Sorry if I haven’t posted anything in a long time, but I’ve been crammed with studying and exams and haven’t really had time to experiment in the kitchen. And the one time I did try a new recipe, it failed miserably.

Yes, Caprese cake, I’m looking at you.

Today, though, I had enough time to spare and BBQ sauce in mind, which I hope to use in an up-coming recipe.

The sauce is a bit spicier than the usual bbq sauce, but I think it suits it perfectly. I’m no fan of Ketchup ( weird, I know) so there isn’t any and it doesn’t remind me of it.

Homemade BBQ sauce

Adapted from OhSheGlows

The recipe makes for 2 e 1/4 cups

1 tsp olive oil

1 onion

3 garlic cloves

1/2 tsp salt

1/2 tsp red pepper powder

1/4 tsp hot paprika

28 oz can crushed tomatoes

1/3 cup blackstrap molasses

1/3 cup white vinegar

1 tbsp brown sugar

1 tbsp mustard

Chop onion and sauté in a skillet with the olive oil on medium low flame for a few minutes. Mince garlic and add it to the onion, sautéing for a few more minutes. Add the spices and salt and mix well.

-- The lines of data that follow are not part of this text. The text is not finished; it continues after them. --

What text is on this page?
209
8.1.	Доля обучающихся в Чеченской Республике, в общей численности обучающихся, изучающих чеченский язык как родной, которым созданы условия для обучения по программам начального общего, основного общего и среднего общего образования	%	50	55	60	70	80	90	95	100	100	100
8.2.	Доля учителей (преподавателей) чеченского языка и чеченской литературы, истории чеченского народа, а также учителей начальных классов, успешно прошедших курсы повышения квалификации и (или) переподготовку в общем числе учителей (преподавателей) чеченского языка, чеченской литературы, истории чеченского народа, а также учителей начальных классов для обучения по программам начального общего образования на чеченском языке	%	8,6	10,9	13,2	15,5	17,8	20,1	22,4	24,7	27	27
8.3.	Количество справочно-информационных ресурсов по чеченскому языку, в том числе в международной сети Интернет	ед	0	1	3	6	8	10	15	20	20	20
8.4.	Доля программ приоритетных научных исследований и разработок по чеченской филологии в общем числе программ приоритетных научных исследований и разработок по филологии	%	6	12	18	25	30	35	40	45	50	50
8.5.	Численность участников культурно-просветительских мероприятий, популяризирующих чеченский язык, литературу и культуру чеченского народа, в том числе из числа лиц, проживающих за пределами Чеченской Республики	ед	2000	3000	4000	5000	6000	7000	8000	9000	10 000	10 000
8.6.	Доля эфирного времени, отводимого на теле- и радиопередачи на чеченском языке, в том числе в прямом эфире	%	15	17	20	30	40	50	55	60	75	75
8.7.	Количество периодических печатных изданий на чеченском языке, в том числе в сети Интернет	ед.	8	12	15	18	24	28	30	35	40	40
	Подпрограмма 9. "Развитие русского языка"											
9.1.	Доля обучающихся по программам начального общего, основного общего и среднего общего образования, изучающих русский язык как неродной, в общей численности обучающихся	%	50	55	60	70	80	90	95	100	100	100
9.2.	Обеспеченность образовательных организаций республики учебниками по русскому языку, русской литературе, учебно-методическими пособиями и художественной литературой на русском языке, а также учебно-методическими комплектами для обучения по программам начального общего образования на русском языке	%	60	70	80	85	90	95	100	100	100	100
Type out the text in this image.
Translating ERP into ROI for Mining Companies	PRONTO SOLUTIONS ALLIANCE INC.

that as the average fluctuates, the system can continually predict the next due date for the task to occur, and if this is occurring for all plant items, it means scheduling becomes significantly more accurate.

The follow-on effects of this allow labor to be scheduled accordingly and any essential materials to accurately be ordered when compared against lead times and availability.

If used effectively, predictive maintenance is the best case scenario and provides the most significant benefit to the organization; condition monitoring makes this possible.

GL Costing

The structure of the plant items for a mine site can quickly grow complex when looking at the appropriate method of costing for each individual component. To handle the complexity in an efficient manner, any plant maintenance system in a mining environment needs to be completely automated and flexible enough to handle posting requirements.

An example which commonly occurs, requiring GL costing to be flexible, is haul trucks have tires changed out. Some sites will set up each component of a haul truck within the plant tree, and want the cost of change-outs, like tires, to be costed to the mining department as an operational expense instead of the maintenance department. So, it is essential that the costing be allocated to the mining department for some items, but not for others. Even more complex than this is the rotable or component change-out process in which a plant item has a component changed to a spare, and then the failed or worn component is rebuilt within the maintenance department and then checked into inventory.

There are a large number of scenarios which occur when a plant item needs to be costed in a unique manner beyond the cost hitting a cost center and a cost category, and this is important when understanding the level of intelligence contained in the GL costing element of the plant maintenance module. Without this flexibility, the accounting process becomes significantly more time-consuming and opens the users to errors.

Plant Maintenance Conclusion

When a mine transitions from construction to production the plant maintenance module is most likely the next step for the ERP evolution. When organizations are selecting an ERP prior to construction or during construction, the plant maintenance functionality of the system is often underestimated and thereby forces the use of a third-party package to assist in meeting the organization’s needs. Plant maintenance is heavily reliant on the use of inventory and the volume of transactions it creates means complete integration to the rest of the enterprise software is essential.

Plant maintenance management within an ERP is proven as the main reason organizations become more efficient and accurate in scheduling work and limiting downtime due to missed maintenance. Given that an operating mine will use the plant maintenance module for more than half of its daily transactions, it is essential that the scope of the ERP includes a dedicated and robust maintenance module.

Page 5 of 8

Add the crushed tomatoes, molasses, vinegar and sugar and stir well until well combined.

Cook on medium for 30 minutes, occasionally stirring.

Add the mustard, mix well and adjust seasoning to taste.

Just a fun fact: did any of you know that by removing the central part of garlic you make it easier to digest and remove some of the bad breath? It’s a pretty common thing to do in Italy, to remove its so-called “soul” especially when using it raw, but I haven’t found out anything about it in the USA when I googled it.

Do you know any of these old schooled cooking tips?